O que é o encontro de saberes - O Encontro de Saberes tem se revelado uma experiência muito rica e tem aumentado o interesse das comunidades na luta pela conservação da biodiversidade. Os encontros de saberes oferecem aos pesquisadores, monitores e gestores, um diálogo entre eles para que cada um, com o saber que possui, com a sua experiência, com sua vivência no monitoramento, dialogue olhando para a biodiversidade a partir da lente da ciência, no caso dos pesquisadores; jurídico-administrativa, no caso dos gestores; e da lente do conhecimento tradicional e da sua experiência vivencial, no caso dos monitores.

A atividade faz parte da parceria entre IPÊ e Instituto Chico Mendes de Conservação da Biodiversidade (ICMBio), por meio do Centro Nacional de Pesquisa e Conservação da Biodiversidade Amazônica (CEPAM), que faz parte do Programa Nacional de Monitoramento da Biodiversidade (MONITORA), Subprograma Aquático Continental.

A iniciativa faz parte do projeto de “Monitoramento Participativo da Biodiversidade em Unidades de Conservação da Amazônia”, desenvolvido pelo IPÊ em parceria com o ICMBio, com apoio de Gordon and Betty Moore Foundation e USAID.

Sobre o MPB

O Projeto de Monitoramento Participativo da Biodiversidade em Unidades de Conservação da Amazônia (MPB) apoia a implementação do Programa Nacional de Monitoramento da Biodiversidade (Monitora), do Instituto Chico Mendes de Conservação da Biodiversidade (ICMBio) e conta com apoio da Fundação Gordon e Betty Moore, USAID, Programa ARPA e mais de 20 instituições locais.

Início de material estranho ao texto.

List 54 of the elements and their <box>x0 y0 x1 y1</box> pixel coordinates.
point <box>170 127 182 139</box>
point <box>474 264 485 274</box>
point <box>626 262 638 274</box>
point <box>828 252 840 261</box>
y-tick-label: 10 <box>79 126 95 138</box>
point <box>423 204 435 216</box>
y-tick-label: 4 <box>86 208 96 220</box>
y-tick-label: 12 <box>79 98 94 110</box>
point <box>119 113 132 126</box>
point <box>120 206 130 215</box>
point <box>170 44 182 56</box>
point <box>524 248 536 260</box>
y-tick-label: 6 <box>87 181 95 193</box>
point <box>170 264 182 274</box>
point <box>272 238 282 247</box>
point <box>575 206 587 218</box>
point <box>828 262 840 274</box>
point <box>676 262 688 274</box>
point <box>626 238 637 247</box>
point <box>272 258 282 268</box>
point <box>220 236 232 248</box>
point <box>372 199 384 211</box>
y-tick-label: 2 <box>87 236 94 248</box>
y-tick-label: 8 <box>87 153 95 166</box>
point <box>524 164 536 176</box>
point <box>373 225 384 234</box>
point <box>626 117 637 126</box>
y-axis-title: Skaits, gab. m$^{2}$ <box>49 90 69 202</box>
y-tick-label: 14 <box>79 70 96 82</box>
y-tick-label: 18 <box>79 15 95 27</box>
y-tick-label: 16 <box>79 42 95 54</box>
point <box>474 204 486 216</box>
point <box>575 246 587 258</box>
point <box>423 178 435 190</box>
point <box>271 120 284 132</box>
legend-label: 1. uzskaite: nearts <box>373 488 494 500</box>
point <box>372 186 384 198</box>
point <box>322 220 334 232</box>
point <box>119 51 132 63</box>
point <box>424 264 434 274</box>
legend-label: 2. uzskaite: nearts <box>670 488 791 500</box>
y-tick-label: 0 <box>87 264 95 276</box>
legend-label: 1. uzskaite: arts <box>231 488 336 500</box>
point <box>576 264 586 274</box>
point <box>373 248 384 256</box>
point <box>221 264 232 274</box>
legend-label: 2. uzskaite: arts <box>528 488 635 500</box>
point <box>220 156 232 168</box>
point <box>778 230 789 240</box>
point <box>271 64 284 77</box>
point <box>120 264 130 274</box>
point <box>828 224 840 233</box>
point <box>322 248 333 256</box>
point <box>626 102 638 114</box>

Desde 2013, o projeto realiza o monitoramento participativo da biodiversidade e promove o envolvimento socioambiental para o fortalecimento da gestão e da conservação da biodiversidade em unidades de conservação da Amazônia. Esse processo é estratégico para entender e moderar a extensão de mudanças que possam levar à perda de biodiversidade local, subsidiar o manejo adequado dos recursos naturais e promover a manutenção do modo de vida das comunidades locais e a obtenção de renda de maneira sustentável. A principal motivação do MPB é fomentar a participação social como alicerce para compreensão e conservação da biodiversidade.